1. Prepare the ingredients
Wash the vegetables. Cut the carrot and cucumber into matchstick size pieces. Thinly slice the capsicum. Thinly slice the spring onion on the diagonal.
2. Make the dressing
Combine the sesame oil, light soy, rice wine vinegar and 2 teaspoons of sugar in a bowl.
3. Cook the salmon
Heat a splash of oil in a frying pan over high heat. Add the fish skin side down.
4. Place a weight on the salmon
Put a piece of baking paper on the fish and place a weight on it, such as a lid or a plate. Reduce the heat to medium. Cook the fish for 5 minutes or until the skin releases from the pan.
5. Finish cooking the salmon
Remove the weight and baking paper. Gently flip the fish and continue cooking on the other side for an additional 2 minutes, or until cooked. Remove the fish from the pan.
6. Cook the soba
Meanwhile, bring a saucepan of water to the boil.
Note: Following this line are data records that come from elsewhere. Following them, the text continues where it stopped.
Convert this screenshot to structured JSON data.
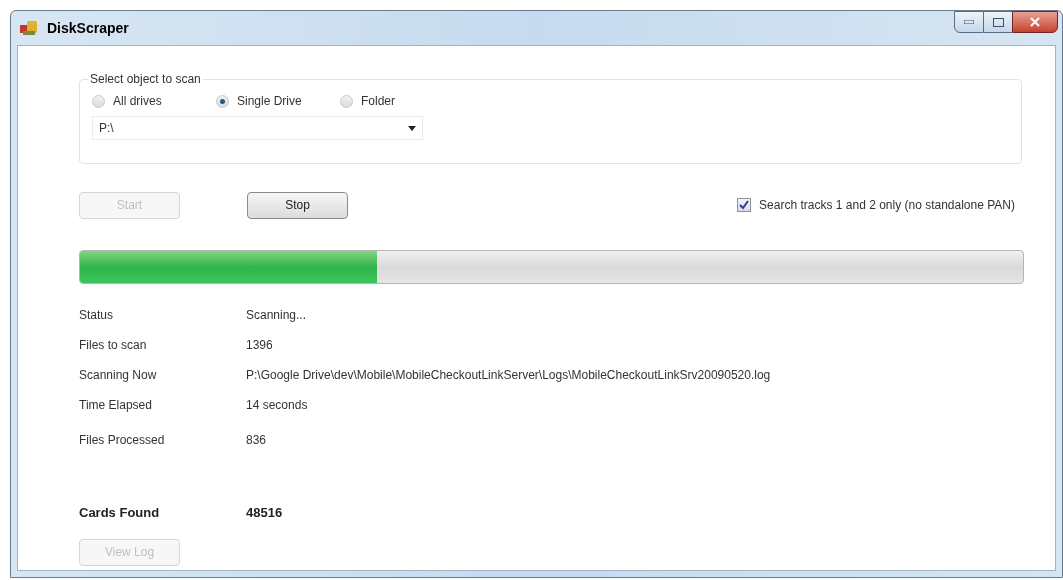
{
  "window": {
    "title": "DiskScraper"
  },
  "scan_group": {
    "title": "Select object to scan",
    "options": [
      {
        "label": "All drives",
        "selected": false
      },
      {
        "label": "Single Drive",
        "selected": true
      },
      {
        "label": "Folder",
        "selected": false
      }
    ],
    "drive": {
      "value": "P:\\"
    }
  },
  "buttons": [
    {
      "label": "Start",
      "disabled": true
    },
    {
      "label": "Stop",
      "disabled": false
    }
  ],
  "tracks_option": {
    "label": "Search tracks 1 and 2 only (no standalone PAN)",
    "checked": true
  },
  "progress": {
    "level": 0.315
  },
  "info": [
    {
      "label": "Status",
      "value": "Scanning..."
    },
    {
      "label": "Files to scan",
      "value": "1396"
    },
    {
      "label": "Scanning Now",
      "value": "P:\\Google Drive\\dev\\Mobile\\MobileCheckoutLinkServer\\Logs\\MobileCheckoutLinkSrv20090520.log"
    },
    {
      "label": "Time Elapsed",
      "value": "14 seconds"
    },
    {
      "label": "Files Processed",
      "value": "836"
    }
  ],
  "cards_found": {
    "label": "Cards Found",
    "value": "48516"
  },
  "view_log": {
    "label": "View Log",
    "disabled": true
  }
}
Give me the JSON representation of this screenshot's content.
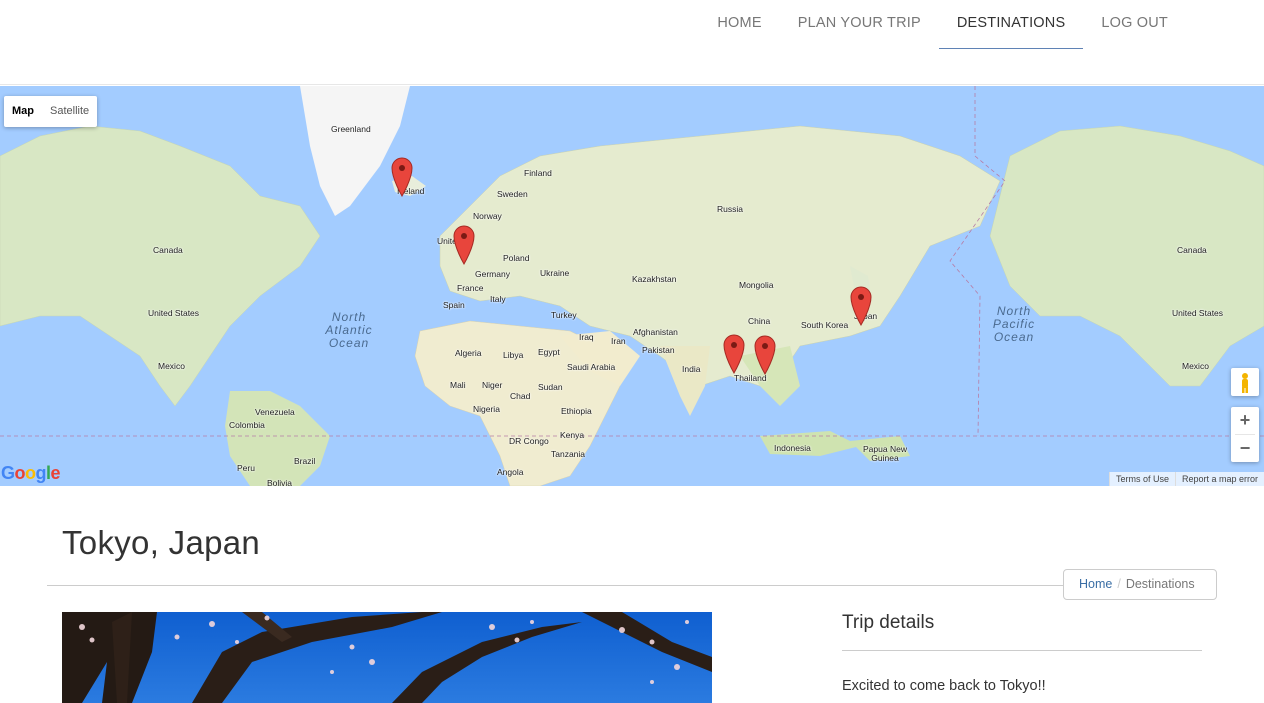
{
  "nav": {
    "items": [
      {
        "label": "HOME",
        "active": false
      },
      {
        "label": "PLAN YOUR TRIP",
        "active": false
      },
      {
        "label": "DESTINATIONS",
        "active": true
      },
      {
        "label": "LOG OUT",
        "active": false
      }
    ],
    "accent_color": "#5f82b5"
  },
  "map": {
    "type_controls": {
      "map": "Map",
      "satellite": "Satellite",
      "selected": "Map"
    },
    "country_labels": [
      "Greenland",
      "Iceland",
      "Finland",
      "Sweden",
      "Russia",
      "Norway",
      "United Kingdom",
      "Poland",
      "Canada",
      "Germany",
      "Ukraine",
      "Kazakhstan",
      "France",
      "Mongolia",
      "Italy",
      "Spain",
      "Turkey",
      "United States",
      "China",
      "South Korea",
      "Japan",
      "Afghanistan",
      "Iraq",
      "Iran",
      "Algeria",
      "Libya",
      "Egypt",
      "Pakistan",
      "Saudi Arabia",
      "India",
      "Thailand",
      "Mexico",
      "Mali",
      "Niger",
      "Sudan",
      "Chad",
      "Ethiopia",
      "Nigeria",
      "Venezuela",
      "Colombia",
      "Kenya",
      "DR Congo",
      "Indonesia",
      "Papua New Guinea",
      "Tanzania",
      "Brazil",
      "Peru",
      "Angola",
      "Bolivia"
    ],
    "ocean_labels": [
      "North Atlantic Ocean",
      "North Pacific Ocean"
    ],
    "markers": [
      "Iceland",
      "United Kingdom",
      "Thailand",
      "Vietnam",
      "Japan"
    ],
    "terms": "Terms of Use",
    "report": "Report a map error",
    "logo": "Google"
  },
  "page": {
    "title": "Tokyo, Japan"
  },
  "breadcrumb": {
    "home": "Home",
    "current": "Destinations"
  },
  "trip": {
    "heading": "Trip details",
    "text": "Excited to come back to Tokyo!!"
  }
}
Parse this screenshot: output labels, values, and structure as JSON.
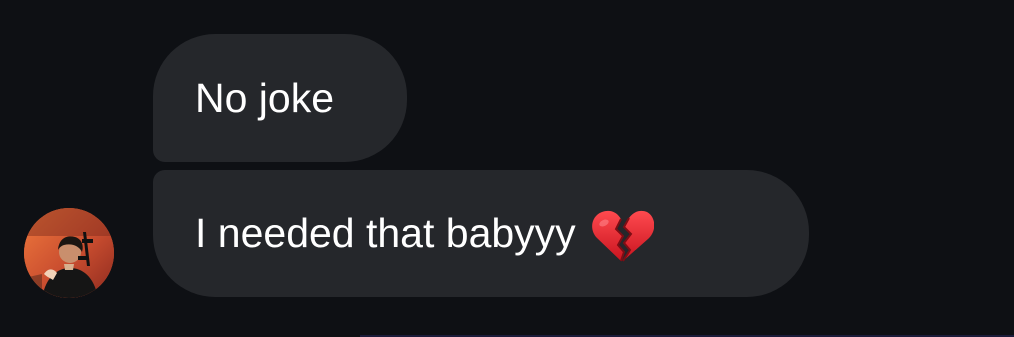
{
  "messages": [
    {
      "text": "No joke"
    },
    {
      "text": "I needed that babyyy",
      "emoji": "broken-heart"
    }
  ],
  "theme": {
    "background": "#0e1014",
    "bubble": "#25272b",
    "text": "#ffffff",
    "emoji_red": "#d81f2b"
  },
  "avatar": {
    "icon": "avatar"
  }
}
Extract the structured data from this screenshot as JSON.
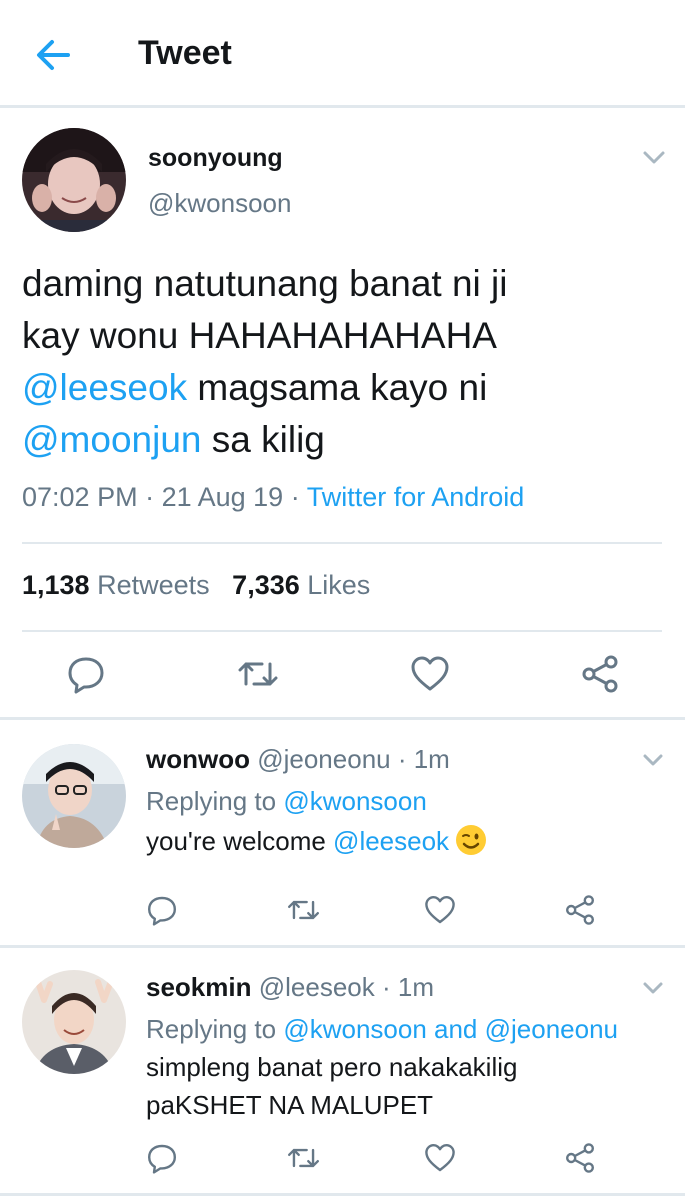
{
  "header": {
    "title": "Tweet",
    "back_icon": "arrow-left-icon",
    "accent": "#1da1f2"
  },
  "tweet": {
    "name": "soonyoung",
    "handle": "@kwonsoon",
    "text_line1": "daming natutunang banat ni ji",
    "text_line2": "kay wonu HAHAHAHAHAHA",
    "mention1": "@leeseok",
    "text_line3_rest": " magsama kayo ni",
    "mention2": "@moonjun",
    "text_line4_rest": " sa kilig",
    "time": "07:02 PM",
    "sep1": " · ",
    "date": "21 Aug 19",
    "sep2": " · ",
    "source": "Twitter for Android",
    "retweets_count": "1,138",
    "retweets_label": "Retweets",
    "likes_count": "7,336",
    "likes_label": "Likes"
  },
  "replies": [
    {
      "name": "wonwoo",
      "handle": "@jeoneonu",
      "time": "1m",
      "replying_prefix": "Replying to ",
      "replying_to": "@kwonsoon",
      "text": "you're welcome ",
      "mention": "@leeseok",
      "emoji": "winking-face-icon"
    },
    {
      "name": "seokmin",
      "handle": "@leeseok",
      "time": "1m",
      "replying_prefix": "Replying to ",
      "replying_to": "@kwonsoon and @jeoneonu",
      "text_line1": "simpleng banat pero nakakakilig",
      "text_line2": "paKSHET NA MALUPET"
    }
  ],
  "icons": [
    "reply-icon",
    "retweet-icon",
    "like-icon",
    "share-icon",
    "chevron-down-icon"
  ]
}
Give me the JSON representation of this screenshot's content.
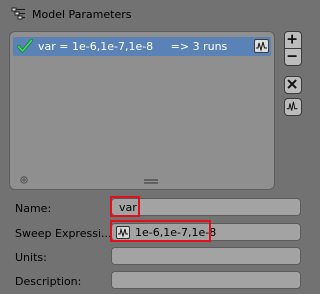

Add the soba noodles* and cook for 3 minutes or until almost tender. Drain and cool under running water.
7. Combine the noodles and dressing
Combine the noodles, dressing, carrot, cucumber and capsicum.
8. To serve
Divide the noodles between serving plates, top with a piece of salmon and some spring onion. Serve with the pickled ginger.